Okay, and a second example, in the second example we use something, some technology a bit different, specifically we decided to use Rastaman, Rastaman is so suitable for imagery, satellite imagery, in this case the idea was a bit different, the idea was to verify the social data
with respect to the land coverage, because in this way we have a sort of footprint of the different usage of the territory, and so here you have the second application,
with the second demo, and you can select also in this case the kind of data you want, for instance this is the call out, you can select the data, there are only data of one month at the moment, you can select the specific land coverage
class you are interested in, then you can compute some relevant statistics, maximum, minimum, average, and so on, in that class using WPCPS, and then you can also visualize the result of the processing of your data,
I go quick because you can try by yourself if you are interested, the last experiment was a bit different, it was a multidimensional visualization, I mean three-dimensional visualization, I will explain better what I mean with this
three-dimensional visualization in this special case, and then the fourth dimension that is moving in time, considering all the ten minutes, I told you that the data are collected every ten minutes, so first of all we are able to read the data from MongoDB to NetCDF, NetCDF is a scientific format, an environmental format,
like I don't know if people know it, but probably you are used in using Shapefile, NetCDF is very important in the scientific environmental world, first of all a translator from MongoDB to NetCDF, and then the web visualizer
using NASA whirlwind, so in this case is a selection of six days, the first three days you see in the pile are day without rain, the last, the first data day with rain, obviously you can cut the model
as you want, and then you can select the profiles, you can add every WMS you want, obviously, so then you can select profile and you can see the value of the data along that specific profile for the every ten minutes.
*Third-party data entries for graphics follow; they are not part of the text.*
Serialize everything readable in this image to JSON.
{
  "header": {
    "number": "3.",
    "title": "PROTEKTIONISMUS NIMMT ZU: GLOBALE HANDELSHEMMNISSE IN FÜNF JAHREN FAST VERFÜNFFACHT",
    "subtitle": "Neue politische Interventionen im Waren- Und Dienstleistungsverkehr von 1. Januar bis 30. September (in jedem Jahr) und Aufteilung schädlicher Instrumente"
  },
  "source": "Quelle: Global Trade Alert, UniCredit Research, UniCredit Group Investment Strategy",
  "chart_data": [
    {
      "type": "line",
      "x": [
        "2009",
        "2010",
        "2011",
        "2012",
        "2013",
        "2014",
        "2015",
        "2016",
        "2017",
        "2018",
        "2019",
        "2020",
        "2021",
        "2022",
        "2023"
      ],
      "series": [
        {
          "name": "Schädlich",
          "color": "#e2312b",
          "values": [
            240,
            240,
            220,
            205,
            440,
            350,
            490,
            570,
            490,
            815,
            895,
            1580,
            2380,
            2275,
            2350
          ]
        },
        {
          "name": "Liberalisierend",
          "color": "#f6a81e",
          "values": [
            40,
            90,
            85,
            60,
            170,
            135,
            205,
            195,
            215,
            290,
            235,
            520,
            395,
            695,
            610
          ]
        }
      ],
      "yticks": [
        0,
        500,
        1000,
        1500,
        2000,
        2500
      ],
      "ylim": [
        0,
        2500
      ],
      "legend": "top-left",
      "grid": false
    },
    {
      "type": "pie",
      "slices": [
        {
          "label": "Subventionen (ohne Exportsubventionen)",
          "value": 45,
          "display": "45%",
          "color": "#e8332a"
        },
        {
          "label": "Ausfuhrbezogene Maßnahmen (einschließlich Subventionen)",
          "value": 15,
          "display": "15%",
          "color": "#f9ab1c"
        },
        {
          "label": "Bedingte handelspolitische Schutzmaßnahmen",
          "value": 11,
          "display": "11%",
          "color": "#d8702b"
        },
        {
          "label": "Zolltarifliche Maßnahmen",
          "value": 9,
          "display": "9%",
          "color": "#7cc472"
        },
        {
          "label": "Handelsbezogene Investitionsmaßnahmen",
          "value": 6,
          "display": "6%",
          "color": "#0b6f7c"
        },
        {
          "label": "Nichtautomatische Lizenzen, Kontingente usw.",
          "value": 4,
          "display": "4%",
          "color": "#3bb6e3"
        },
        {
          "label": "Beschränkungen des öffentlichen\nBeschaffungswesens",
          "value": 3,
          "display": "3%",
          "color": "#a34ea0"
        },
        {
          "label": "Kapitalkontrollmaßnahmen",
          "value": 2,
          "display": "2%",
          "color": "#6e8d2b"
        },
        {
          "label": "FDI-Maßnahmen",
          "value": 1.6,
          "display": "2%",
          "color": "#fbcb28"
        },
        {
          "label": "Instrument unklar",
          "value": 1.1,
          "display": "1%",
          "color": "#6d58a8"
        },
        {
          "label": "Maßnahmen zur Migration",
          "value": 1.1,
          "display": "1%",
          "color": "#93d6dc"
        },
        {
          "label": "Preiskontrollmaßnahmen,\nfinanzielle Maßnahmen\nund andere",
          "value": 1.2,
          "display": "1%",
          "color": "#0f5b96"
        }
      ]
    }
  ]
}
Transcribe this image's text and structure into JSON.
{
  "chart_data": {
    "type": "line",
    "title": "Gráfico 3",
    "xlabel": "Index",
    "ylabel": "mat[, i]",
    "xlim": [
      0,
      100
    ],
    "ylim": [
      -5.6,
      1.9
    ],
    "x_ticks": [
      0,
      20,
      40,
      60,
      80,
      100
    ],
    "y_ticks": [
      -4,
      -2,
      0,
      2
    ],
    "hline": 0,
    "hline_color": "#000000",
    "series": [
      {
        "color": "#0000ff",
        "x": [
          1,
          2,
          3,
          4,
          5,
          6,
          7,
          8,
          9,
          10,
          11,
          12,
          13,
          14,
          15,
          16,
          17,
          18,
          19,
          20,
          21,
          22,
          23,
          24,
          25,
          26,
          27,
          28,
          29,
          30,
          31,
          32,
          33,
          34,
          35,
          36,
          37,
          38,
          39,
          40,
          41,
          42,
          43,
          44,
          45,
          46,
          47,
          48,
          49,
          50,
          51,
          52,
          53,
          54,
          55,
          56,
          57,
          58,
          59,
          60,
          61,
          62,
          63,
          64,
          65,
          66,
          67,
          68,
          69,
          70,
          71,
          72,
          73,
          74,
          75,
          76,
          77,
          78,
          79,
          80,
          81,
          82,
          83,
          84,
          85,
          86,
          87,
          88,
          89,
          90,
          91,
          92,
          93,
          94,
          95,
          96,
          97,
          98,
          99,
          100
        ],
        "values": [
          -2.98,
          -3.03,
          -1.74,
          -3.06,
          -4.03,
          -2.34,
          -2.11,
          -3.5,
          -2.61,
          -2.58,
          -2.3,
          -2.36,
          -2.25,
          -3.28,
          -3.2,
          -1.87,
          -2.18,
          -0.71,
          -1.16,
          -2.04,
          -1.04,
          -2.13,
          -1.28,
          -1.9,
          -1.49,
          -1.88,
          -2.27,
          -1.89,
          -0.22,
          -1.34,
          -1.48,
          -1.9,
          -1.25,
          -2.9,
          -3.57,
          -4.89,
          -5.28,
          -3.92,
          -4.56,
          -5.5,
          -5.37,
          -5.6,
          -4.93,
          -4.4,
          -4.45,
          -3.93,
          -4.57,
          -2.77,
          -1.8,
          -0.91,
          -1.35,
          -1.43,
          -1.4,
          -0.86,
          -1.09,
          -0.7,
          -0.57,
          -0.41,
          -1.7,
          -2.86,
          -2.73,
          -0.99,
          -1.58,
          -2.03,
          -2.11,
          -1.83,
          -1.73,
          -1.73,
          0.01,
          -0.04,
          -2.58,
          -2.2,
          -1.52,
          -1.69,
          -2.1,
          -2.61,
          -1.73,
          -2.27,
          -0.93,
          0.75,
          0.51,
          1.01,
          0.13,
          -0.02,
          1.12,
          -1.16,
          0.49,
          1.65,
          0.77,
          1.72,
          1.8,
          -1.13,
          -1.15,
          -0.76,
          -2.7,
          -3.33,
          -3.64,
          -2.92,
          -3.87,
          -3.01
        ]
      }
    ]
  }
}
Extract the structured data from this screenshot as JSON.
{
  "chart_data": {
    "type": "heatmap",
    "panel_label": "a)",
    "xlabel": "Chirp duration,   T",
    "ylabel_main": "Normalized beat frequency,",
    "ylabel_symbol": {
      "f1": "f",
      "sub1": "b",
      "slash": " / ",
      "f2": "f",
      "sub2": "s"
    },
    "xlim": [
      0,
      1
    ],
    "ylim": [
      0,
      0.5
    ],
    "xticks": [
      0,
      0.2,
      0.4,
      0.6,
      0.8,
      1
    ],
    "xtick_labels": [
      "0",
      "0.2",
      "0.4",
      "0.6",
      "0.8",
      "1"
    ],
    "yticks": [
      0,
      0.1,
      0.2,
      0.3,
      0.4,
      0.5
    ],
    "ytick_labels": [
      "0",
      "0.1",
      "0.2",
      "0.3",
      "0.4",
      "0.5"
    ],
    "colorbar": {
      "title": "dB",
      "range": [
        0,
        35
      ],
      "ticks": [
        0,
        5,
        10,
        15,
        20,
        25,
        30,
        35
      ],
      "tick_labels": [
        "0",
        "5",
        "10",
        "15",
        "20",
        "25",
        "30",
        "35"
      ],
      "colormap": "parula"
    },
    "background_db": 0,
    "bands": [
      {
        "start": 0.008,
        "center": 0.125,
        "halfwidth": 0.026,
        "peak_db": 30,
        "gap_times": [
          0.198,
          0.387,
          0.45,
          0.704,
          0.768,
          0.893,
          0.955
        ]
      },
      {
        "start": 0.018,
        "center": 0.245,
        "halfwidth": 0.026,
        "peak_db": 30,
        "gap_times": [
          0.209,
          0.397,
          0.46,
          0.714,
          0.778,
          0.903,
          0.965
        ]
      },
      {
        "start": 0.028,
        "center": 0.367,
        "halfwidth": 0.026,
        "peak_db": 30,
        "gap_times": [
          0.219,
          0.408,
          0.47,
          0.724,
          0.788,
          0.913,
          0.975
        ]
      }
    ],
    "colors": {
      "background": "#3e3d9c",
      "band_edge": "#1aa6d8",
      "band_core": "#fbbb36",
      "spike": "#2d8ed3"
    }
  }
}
Okay, so these are just examples, obviously, what is interesting is that the importance and interest in these themes is increasing, and therefore within Geo4All, I suppose that everybody of you knows what Geo4All is,
it's a network of universities, of labs, of universities and research centers who want to make geospatial education and opportunities accessible to all,
and within Geo4All we decided to start also a thematic network that is specifically a thematic network of these themes, it's geo crowdsourcing, citizen science, free and open source software for geospatial, and I ask all of you that is interested to join this initiative.
So, thank you for your attention, and I hope to be in time.